The experience of having a disability need not, however, be as isolating as it once was. There is a movement of people with disabilities to reclaim their rights (Scotch 1984). People with various disabilities now see that they have much in common both with each other (Harris 1986) and with other minority groups (Hahn 1985). We realize that we can take greater control and care over our lives and our health.

20  

This talk has presented one set of experiences and concerns. I am sure the specific details and hardships of having a disability vary from person to person. But not the core problem. The story is inevitably difficult to both hear and tell. To the teller, it is especially hard to acknowledge.
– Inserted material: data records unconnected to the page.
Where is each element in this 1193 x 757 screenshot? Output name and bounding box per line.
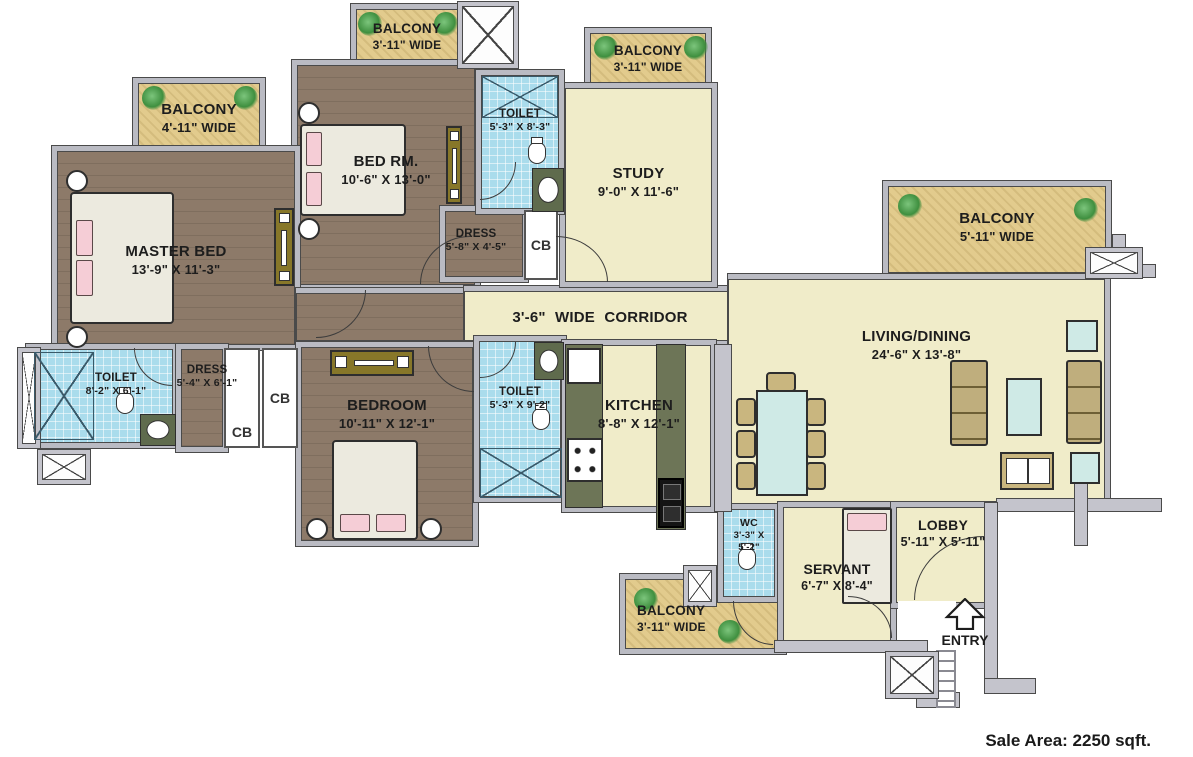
shower-area [480,448,562,498]
wall-stub [984,678,1036,694]
washbasin [534,342,564,380]
shaft-bottom-mid [684,566,716,606]
kitchen-sink [658,478,684,528]
stove [567,438,603,482]
shaft-porch [886,652,938,698]
closet-label: CB [232,424,252,440]
dining-chair [806,398,826,426]
room-label: WC 3'-3" X 5'-2" [723,517,775,554]
room-label: STUDY 9'-0" X 11'-6" [565,165,712,200]
washbasin [532,168,564,212]
room-label: SERVANT 6'-7" X 8'-4" [783,561,891,594]
entry-label: ENTRY [930,632,1000,648]
room-label: LOBBY 5'-11" X 5'-11" [896,517,990,550]
room-label: TOILET 5'-3" X 9'-2" [479,385,561,413]
closet-label: CB [531,237,551,253]
entry-steps [936,650,956,708]
side-table [298,102,320,124]
loveseat [1000,452,1054,490]
side-table [66,326,88,348]
dining-chair [736,398,756,426]
corridor-label: 3'-6" WIDE CORRIDOR [464,309,736,328]
side-table [420,518,442,540]
shaft-right [1086,248,1142,278]
sofa [950,360,988,446]
room-label: TOILET 5'-3" X 8'-3" [481,107,559,135]
room-label: KITCHEN 8'-8" X 12'-1" [567,397,711,432]
room-label: DRESS 5'-8" X 4'-5" [445,227,507,255]
pillow [340,514,370,532]
room-wc: WC 3'-3" X 5'-2" [718,504,780,602]
shaft-elevator-top [458,2,518,68]
balcony-label: BALCONY 3'-11" WIDE [356,21,458,53]
side-table-living [1070,452,1100,484]
side-table [66,170,88,192]
sale-area-label: Sale Area: 2250 sqft. [985,731,1151,751]
balcony-label: BALCONY 4'-11" WIDE [138,101,260,136]
pillow [376,514,406,532]
side-table [298,218,320,240]
entry-arrow-icon [944,598,986,630]
balcony-label: BALCONY 5'-11" WIDE [888,210,1106,245]
balcony-label: BALCONY 3'-11" WIDE [625,603,793,635]
pillow [847,513,887,531]
toilet-fixture [528,142,546,164]
room-label: BED RM. 10'-6" X 13'-0" [297,153,475,188]
dresser [330,350,414,376]
floor-plan-canvas: BALCONY 4'-11" WIDE BALCONY 3'-11" WIDE … [0,0,1193,757]
dining-chair [736,430,756,458]
shaft-left-small [38,450,90,484]
room-label: MASTER BED 13'-9" X 11'-3" [57,243,295,278]
dining-table [756,390,808,496]
fridge [567,348,601,384]
sofa [1066,360,1102,444]
coffee-table [1006,378,1042,436]
room-label: DRESS 5'-4" X 6'-1" [155,363,259,391]
balcony-label: BALCONY 3'-11" WIDE [590,43,706,75]
dining-chair [766,372,796,392]
dining-chair [806,462,826,490]
closet-cb-left-2: CB [262,348,298,448]
room-label: LIVING/DINING 24'-6" X 13'-8" [728,328,1105,363]
wall-kitchen-living [714,344,732,512]
dining-chair [736,462,756,490]
washbasin [140,414,176,446]
room-label: BEDROOM 10'-11" X 12'-1" [301,397,473,432]
dining-chair [806,430,826,458]
room-dress-left: DRESS 5'-4" X 6'-1" [176,344,228,452]
closet-cb-top: CB [524,210,558,280]
closet-label: CB [270,390,290,406]
side-table [306,518,328,540]
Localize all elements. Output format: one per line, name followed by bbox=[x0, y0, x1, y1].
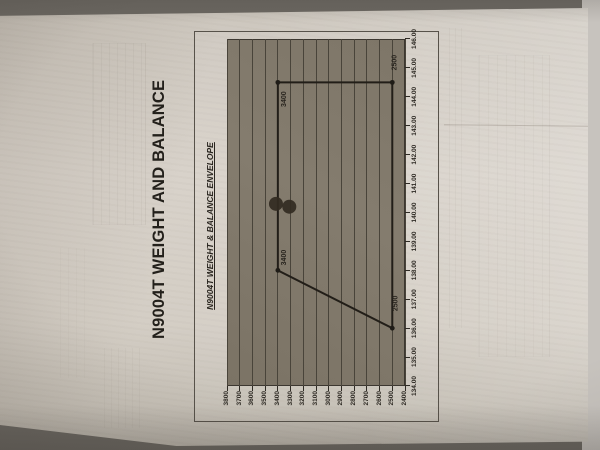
envelope-corner-label: 3400 bbox=[281, 250, 288, 266]
photo-frame: N9004T WEIGHT AND BALANCE N9004T WEIGHT … bbox=[0, 0, 600, 450]
bleedthrough-ghost bbox=[104, 348, 140, 428]
bleedthrough-ghost bbox=[449, 28, 467, 328]
paper-sheet: N9004T WEIGHT AND BALANCE N9004T WEIGHT … bbox=[0, 8, 588, 446]
envelope-corner-label: 2500 bbox=[392, 295, 399, 311]
envelope-svg: 3400340025002500 bbox=[150, 29, 442, 423]
pen-mark bbox=[269, 197, 283, 211]
envelope-corner-label: 3400 bbox=[281, 91, 288, 107]
paper-crease bbox=[444, 124, 594, 127]
bleedthrough-ghost bbox=[478, 55, 550, 357]
bleedthrough-ghost bbox=[92, 43, 146, 225]
document: N9004T WEIGHT AND BALANCE N9004T WEIGHT … bbox=[150, 29, 442, 423]
bleedthrough-ghost bbox=[60, 248, 86, 378]
pen-mark bbox=[282, 200, 296, 214]
envelope-corner-label: 2500 bbox=[391, 55, 398, 71]
envelope-corner-marker bbox=[275, 80, 280, 85]
envelope-corner-marker bbox=[390, 326, 395, 331]
envelope-corner-marker bbox=[390, 80, 395, 85]
envelope-corner-marker bbox=[275, 268, 280, 273]
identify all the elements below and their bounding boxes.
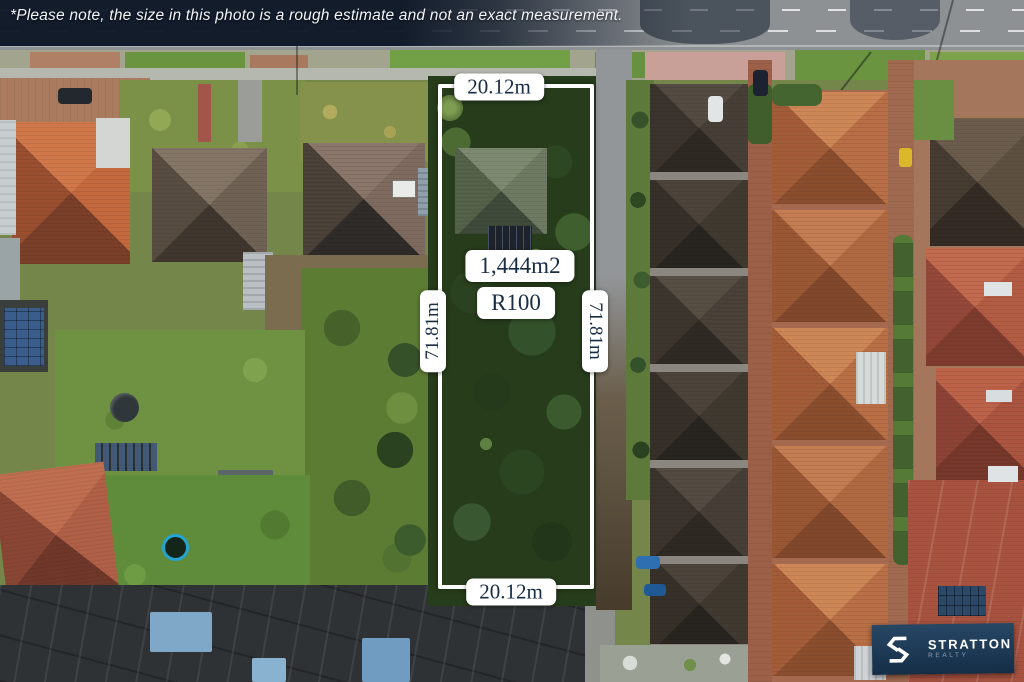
skylight — [392, 180, 416, 198]
skylight — [984, 282, 1012, 296]
car — [899, 148, 912, 167]
depth-left-label: 71.81m — [420, 290, 446, 372]
area-label: 1,444m2 — [465, 250, 574, 282]
driveway — [238, 80, 262, 142]
house-facade-strip — [600, 645, 750, 682]
trampoline — [162, 534, 189, 561]
house-roof-brown — [303, 143, 425, 255]
zoning-label: R100 — [477, 287, 555, 319]
garden-path — [198, 84, 211, 142]
car — [636, 556, 660, 569]
carport-roof — [856, 352, 886, 404]
aerial-photo: *Please note, the size in this photo is … — [0, 0, 1024, 682]
solar-panels — [4, 308, 44, 366]
flat-roof-panel — [96, 118, 130, 168]
frontage-top-label: 20.12m — [454, 74, 544, 101]
townhouse-roof — [650, 276, 748, 364]
depth-right-label: 71.81m — [582, 290, 608, 372]
townhouse-roof-orange — [772, 446, 888, 558]
house-roof-salmon — [936, 368, 1024, 480]
depth-right-value: 71.81m — [584, 302, 606, 360]
pergola-roof — [0, 238, 20, 304]
water-tank — [110, 393, 139, 422]
frontage-bottom-value: 20.12m — [479, 580, 543, 604]
hedge — [772, 84, 822, 106]
skylight — [986, 390, 1012, 402]
lot-outline — [438, 84, 594, 589]
brand-tagline: REALTY — [928, 651, 1012, 660]
house-roof-salmon — [926, 248, 1024, 366]
house-roof-grey — [152, 148, 267, 262]
frontage-bottom-label: 20.12m — [466, 579, 556, 606]
shed-solar-roof — [95, 443, 157, 471]
blue-tarp — [150, 612, 212, 652]
car — [644, 584, 666, 596]
townhouse-roof — [650, 180, 748, 268]
townhouse-roof — [650, 564, 748, 644]
backyard-lawn — [55, 330, 305, 475]
blue-tarp — [362, 638, 410, 682]
frontage-top-value: 20.12m — [467, 75, 531, 99]
townhouse-roof — [650, 468, 748, 556]
solar-panels — [938, 586, 986, 616]
stratton-s-icon — [886, 635, 910, 663]
car — [708, 96, 723, 122]
brand-name: STRATTON — [928, 637, 1012, 652]
brand-logo: STRATTON REALTY — [872, 623, 1015, 675]
pole-shadow — [296, 40, 298, 95]
skylight — [988, 466, 1018, 482]
blue-tarp — [252, 658, 286, 682]
townhouse-roof — [650, 372, 748, 460]
car — [753, 70, 768, 96]
area-value: 1,444m2 — [479, 253, 560, 278]
metal-roof-strip — [0, 120, 16, 235]
zoning-value: R100 — [491, 290, 541, 315]
tree-shadow — [850, 0, 940, 40]
brick-laneway — [748, 60, 772, 682]
townhouse-roof-orange — [772, 210, 888, 322]
disclaimer-text: *Please note, the size in this photo is … — [10, 7, 623, 25]
lawn — [914, 80, 954, 140]
townhouse-roof — [650, 84, 748, 172]
depth-left-value: 71.81m — [422, 302, 444, 360]
townhouse-roof-orange — [772, 92, 888, 204]
car — [58, 88, 92, 104]
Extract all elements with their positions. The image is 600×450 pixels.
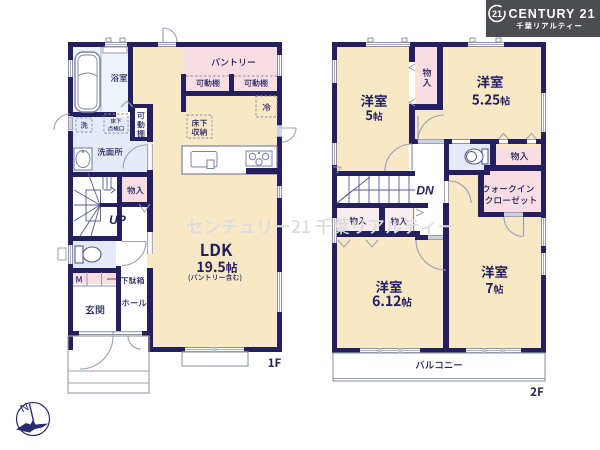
svg-text:21: 21: [492, 9, 502, 19]
svg-text:UP: UP: [109, 213, 127, 227]
svg-text:DN: DN: [416, 184, 434, 198]
svg-text:CENTURY 21: CENTURY 21: [508, 7, 595, 21]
Indeed, to even think of the world in such a realistic, paranoid way might make it too depressing a reality to tolerate. As such, the only defense, the only way to live for far too long has been to deny it. But then it becomes socially invisible to all. We are sadly left as Slater (1970) has articulated: both those with physical disabilities and those without, all are deprived of the very knowledge, skill, resources, and motivation necessary to promote change.

References
21  

Dubos, R. J. (1961), Mirage of Health: Utopias, Progress and Biological Change, Doubleday, New York (quote is from flyleaf).

22  

Goffman, E. (1963), Stigma: Notes on Management of Spoiled Identity, Prentice-Hall, Englewood Cliffs, NJ, pp. 105-235.

23  

Hahn, H. (1985), 'Disability Policy and the Problem of Discrimination', American Behavioural Scientist, Vol. 28, pp. 293-318.